Example: “How dare you compare our circumstances! Your wife left you. Mine was taken from me!” Ian snarled.
Instead of: “How dare you compare our circumstances! Your wife left you. Mine was taken from me!” Ian said angrily.
Tip #2 – Use character action to express emotion.
Bluntly stating the action of a character always slows down a narrative. Any rhythm, pacing, or momentum that your story had, will disappear if you begin to list out events and actions like a police report.

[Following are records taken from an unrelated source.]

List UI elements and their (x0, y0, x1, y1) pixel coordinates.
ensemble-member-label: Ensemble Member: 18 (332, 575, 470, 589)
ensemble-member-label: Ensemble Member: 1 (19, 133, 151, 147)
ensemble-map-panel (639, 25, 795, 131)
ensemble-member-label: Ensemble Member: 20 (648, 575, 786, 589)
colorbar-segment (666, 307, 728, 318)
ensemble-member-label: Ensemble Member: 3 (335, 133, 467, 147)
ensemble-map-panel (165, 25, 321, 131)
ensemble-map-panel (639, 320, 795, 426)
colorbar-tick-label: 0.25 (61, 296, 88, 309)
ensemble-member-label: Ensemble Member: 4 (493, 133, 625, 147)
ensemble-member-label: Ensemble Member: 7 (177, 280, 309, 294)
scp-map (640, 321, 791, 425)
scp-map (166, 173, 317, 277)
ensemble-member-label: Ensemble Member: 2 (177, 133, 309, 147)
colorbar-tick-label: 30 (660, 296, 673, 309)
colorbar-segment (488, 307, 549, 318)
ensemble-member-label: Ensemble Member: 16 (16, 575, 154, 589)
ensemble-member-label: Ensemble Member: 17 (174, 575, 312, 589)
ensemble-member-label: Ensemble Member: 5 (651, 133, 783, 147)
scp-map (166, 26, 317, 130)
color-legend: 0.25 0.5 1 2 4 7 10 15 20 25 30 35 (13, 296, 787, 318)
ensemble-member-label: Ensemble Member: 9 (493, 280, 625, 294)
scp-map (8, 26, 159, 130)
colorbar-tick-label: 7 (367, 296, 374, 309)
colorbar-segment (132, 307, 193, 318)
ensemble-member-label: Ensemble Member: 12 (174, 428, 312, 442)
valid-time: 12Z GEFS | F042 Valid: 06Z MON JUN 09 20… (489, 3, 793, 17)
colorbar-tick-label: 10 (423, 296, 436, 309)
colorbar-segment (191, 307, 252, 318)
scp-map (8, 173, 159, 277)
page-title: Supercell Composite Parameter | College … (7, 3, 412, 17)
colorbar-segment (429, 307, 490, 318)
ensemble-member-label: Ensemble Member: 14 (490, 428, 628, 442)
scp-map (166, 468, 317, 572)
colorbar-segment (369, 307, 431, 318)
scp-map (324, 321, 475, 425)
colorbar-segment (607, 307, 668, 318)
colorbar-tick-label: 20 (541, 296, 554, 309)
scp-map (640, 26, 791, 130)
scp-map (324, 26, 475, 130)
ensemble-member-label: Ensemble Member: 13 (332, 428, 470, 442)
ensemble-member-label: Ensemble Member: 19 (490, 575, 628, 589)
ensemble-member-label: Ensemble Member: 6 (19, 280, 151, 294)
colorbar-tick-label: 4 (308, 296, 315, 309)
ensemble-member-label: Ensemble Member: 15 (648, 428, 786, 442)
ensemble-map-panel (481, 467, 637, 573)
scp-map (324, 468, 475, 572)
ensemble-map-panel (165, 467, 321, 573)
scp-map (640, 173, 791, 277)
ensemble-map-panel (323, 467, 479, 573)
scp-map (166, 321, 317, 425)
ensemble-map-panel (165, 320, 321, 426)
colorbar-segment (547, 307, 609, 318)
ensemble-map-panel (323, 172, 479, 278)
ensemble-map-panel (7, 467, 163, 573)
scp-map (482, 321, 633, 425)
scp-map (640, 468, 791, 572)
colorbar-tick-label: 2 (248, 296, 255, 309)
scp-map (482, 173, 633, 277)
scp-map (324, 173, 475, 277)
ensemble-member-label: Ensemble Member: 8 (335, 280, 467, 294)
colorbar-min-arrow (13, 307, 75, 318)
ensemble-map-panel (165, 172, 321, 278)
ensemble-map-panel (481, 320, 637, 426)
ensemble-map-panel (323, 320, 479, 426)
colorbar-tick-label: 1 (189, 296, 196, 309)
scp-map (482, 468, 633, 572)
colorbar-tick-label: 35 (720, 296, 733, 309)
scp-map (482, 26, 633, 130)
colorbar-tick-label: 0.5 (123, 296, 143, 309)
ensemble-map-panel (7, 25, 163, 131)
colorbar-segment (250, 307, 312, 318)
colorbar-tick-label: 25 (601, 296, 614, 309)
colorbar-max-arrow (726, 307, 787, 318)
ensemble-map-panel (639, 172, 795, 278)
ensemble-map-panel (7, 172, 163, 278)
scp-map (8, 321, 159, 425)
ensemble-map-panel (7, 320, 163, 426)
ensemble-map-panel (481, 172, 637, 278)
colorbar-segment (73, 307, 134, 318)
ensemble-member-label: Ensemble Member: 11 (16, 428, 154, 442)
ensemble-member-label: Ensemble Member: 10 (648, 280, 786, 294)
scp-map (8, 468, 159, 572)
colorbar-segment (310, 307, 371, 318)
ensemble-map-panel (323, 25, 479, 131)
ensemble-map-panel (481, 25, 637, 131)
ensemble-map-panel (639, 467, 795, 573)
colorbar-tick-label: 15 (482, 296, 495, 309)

Example: Slowly, James made his way to his front door, ducking ever so slightly so that his head wouldn’t be seen in the small windows above the peep hole. He unlocked the door, carefully pulling it open a few inches to glance outside. He saw no one standing or walking nearby, but he did notice a van parked across the street. The van had no markings or logos and its windows were all tinted a deep, impenetrable black. The hairs on the back of James’ neck stood up and a stone of disquiet settled in his belly as he slowly closed the door.
Instead of: James walked to his front door. He opened it and saw no one standing outside. He looked around and saw a van parked across the street. He looked at it suspiciously, then closed his door.
Tip #1 – Use character body language to express emotion.
Last, but certainly not least, a character’s non-verbal cues are excellent vehicles for conveying a character’s emotional state. Think about it, when your friend enters the room, her face pulled in a huge toothy grin while she hops in place makes you deduce that she is most likely excited about something. She didn’t have to tell you with words, her body language did the speaking for her. Strive to let your characters do the same, and I guarantee you will be rewarded.
Example: Toya sat down in a slump, her shoulders curled forward, her lowered head in her hands.
Instead of: Toya sat down frustrated.
So, we talked about it. We’ve explored examples and we have a handful of tips and tricks at our disposal. Now, let’s put our pens where are words are and put what we’ve learned into practice!
Here is your bi-weekly Wordsmith Challenge!
In 500 words or less, write a scene where someone makes a peanut butter and jelly sandwich. In your writing be sure to “show” and not “tell” how the sandwich is made. Once you’ve written your piece, you can email it to firstname.lastname@example.org. The best pieces will be highlighted in a future episode and on this blog!
And if you don’t want to share your work, that’s okay too. The important thing is that you’re writing and trying something new. That’s how writing gets better! Even if you hate what you wrote, the practice will pay off.